To prepare uranium for use in a nuclear reactor, it undergoes the steps of mining and milling, conversion, enrichment and fuel fabrication. These steps make up the ‘front end’ of the nuclear fuel cycle. Collectively these steps are known as the ‘back end’ of the fuel cycle.
How is spent fuel transported?
From the reactor site, used fuel is transported by road, rail, or sea to either an interim storage site or a reprocessing plant. Used fuel assemblies are shipped in Type B casks which are shielded with steel, or a combination of steel and lead.
Why is spent nuclear fuel not reprocessed in the United States?

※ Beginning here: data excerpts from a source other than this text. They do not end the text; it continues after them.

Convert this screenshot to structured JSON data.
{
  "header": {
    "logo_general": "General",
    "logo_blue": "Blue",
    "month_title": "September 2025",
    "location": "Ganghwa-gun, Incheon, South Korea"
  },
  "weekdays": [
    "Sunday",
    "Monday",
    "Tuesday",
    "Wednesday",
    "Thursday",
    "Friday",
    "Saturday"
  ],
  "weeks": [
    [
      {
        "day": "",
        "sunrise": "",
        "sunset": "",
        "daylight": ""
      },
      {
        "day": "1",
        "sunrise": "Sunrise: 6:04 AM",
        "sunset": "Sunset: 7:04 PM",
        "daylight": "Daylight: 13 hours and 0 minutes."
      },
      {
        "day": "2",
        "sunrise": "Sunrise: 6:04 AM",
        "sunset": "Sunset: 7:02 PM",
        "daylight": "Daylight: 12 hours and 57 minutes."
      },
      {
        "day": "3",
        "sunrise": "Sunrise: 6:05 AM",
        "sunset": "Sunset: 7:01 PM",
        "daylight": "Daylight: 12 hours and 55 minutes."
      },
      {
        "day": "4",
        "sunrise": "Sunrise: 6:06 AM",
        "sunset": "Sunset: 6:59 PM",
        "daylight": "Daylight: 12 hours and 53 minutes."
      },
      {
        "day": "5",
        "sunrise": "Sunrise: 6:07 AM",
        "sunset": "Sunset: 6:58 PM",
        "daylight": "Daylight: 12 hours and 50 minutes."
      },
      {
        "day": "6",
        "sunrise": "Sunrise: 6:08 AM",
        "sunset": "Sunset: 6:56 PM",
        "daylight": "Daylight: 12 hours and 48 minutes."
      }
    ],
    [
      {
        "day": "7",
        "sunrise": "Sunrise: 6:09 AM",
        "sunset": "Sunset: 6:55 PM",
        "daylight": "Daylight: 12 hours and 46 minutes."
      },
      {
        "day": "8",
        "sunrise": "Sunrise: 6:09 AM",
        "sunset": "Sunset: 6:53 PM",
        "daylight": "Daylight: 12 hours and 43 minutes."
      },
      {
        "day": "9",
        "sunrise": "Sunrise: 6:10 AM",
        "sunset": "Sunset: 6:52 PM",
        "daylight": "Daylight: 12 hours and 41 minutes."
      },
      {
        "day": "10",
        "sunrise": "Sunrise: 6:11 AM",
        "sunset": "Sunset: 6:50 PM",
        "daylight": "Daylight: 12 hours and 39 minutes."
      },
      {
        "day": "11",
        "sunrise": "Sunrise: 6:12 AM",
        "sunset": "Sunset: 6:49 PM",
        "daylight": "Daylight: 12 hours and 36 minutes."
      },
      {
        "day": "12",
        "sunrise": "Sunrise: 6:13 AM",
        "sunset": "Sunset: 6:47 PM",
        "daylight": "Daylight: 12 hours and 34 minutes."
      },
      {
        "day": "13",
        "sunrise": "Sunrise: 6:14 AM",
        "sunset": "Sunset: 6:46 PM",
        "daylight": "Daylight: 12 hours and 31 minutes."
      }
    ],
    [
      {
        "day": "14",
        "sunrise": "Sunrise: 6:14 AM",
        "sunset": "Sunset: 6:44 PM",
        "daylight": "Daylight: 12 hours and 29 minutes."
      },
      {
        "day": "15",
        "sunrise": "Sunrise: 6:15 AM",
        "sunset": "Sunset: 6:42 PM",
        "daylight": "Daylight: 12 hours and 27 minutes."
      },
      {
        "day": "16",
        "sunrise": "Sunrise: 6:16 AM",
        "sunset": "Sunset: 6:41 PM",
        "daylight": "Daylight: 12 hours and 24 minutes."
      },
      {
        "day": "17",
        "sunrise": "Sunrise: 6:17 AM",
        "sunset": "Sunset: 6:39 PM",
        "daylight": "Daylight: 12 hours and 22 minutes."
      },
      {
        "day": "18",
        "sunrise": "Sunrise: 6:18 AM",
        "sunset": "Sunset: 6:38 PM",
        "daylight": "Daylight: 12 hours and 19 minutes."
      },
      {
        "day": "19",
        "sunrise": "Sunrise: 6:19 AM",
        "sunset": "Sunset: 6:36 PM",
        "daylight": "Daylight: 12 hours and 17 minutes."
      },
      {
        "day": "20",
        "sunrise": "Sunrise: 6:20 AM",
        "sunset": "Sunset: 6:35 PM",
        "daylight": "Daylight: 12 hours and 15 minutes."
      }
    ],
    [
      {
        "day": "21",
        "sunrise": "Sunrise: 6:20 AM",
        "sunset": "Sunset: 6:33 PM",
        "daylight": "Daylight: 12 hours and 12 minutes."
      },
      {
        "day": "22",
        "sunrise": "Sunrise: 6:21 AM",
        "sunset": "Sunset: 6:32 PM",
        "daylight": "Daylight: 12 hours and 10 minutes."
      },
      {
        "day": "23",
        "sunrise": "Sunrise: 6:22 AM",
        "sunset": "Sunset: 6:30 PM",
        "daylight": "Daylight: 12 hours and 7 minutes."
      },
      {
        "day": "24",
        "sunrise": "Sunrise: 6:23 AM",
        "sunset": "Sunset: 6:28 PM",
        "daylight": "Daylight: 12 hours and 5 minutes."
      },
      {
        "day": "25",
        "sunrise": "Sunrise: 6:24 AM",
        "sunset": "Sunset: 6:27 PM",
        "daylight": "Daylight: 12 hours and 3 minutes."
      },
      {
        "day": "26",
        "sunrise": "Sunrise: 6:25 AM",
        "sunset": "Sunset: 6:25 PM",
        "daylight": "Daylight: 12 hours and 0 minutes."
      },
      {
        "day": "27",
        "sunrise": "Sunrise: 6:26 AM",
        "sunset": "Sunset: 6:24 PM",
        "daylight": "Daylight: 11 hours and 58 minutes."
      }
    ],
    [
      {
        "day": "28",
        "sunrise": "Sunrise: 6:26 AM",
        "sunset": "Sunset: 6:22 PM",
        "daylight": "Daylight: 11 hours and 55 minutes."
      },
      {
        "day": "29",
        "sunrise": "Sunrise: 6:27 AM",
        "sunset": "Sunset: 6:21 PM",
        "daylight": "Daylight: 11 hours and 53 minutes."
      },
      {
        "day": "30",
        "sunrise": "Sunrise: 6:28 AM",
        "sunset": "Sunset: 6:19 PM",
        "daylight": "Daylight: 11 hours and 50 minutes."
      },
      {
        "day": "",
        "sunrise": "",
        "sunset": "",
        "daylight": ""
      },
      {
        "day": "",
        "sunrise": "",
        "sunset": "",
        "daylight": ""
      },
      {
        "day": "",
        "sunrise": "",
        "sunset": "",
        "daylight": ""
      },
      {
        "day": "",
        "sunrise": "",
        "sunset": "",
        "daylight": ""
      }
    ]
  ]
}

The reprocessing of spent nuclear fuel allows more energy to be gained from the same amount of fissile material, produces less waste, and causes the waste that is generated to be less radioactive than when spent fuel is stored without being reprocessed.
Which fuel is used in nuclear reactor?
Uranium
Uranium is the most widely used fuel by nuclear power plants for nuclear fission. Nuclear power plants use a certain type of uranium—U-235—as fuel because its atoms are easily split apart. Although uranium is about 100 times more common than silver, U-235 is relatively rare at just over 0.7\% of natural uranium.
What happens to spent nuclear rods?
When fuel rods in a nuclear reactor are “spent,” or no longer usable, they are removed from the reactor core and replaced with fresh fuel rods. The fuel assemblies, which consist of dozens to hundreds of fuel rods each, are moved to pools of water to cool.
Can nuclear fuel be used for transportation?
However, nuclear energy is not in a form easily used in transportation. Nuclear heat may be used to crack water into hydrogen and oxygen to provide feedstocks for chemical and synthetic fuel industries. Liquid hydrogen may become the fuel for large, long-range air transport.